The City of Metronome fu uno dei protagonisti di quella edizione dell'evento losangelino, un gioco curioso e affascinante che incontrò il favore di una discreta schiera di appassionati e che sembrava avere le carte in regola per proporsi come la hit inaspettata dei primi anni di PlayStation 3. Ma si sa, spesso il potenziale non basta e investire in un team comparso pressoché dal nulla spaventò tutti i publisher dell'epoca. Tarsier Studios (ai tempi Team Tarsier) non si fece abbattere, ingoiò quel boccone amaro e riuscì a trovare la propria strada soprattutto grazie alla collaborazione con Sony e coi talentuosi papà di Little Big Planet, Media Molecule.

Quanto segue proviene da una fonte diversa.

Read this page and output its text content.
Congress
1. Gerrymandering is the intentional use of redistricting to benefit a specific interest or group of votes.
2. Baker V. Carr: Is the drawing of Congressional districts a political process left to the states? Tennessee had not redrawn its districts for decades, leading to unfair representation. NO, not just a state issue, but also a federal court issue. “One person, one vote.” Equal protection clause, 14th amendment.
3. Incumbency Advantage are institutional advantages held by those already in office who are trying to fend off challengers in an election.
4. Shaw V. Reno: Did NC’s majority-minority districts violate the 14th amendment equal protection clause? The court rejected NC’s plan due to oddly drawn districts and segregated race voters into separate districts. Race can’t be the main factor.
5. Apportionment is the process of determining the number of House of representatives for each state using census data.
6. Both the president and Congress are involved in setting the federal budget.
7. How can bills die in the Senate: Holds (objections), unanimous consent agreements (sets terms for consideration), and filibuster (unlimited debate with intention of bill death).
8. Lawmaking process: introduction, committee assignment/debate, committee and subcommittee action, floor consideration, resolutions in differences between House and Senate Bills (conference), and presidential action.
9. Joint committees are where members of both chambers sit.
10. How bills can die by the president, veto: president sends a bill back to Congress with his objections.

Essere dei creativi e non poter sfogare a pieno le proprie idee in un progetto davvero originale è, tuttavia, un cruccio impossibile da ignorare. Così nel 2014 venne annunciato l'interessante Hunger. Passano gli anni, un paio di teaser trailer e poi il nulla. Il sospetto di un altro caso The City of Metronome inizia a farsi strada fino a quando il progetto rispunta dal nulla come un multipiattaforma pubblicato da Bandai Namco.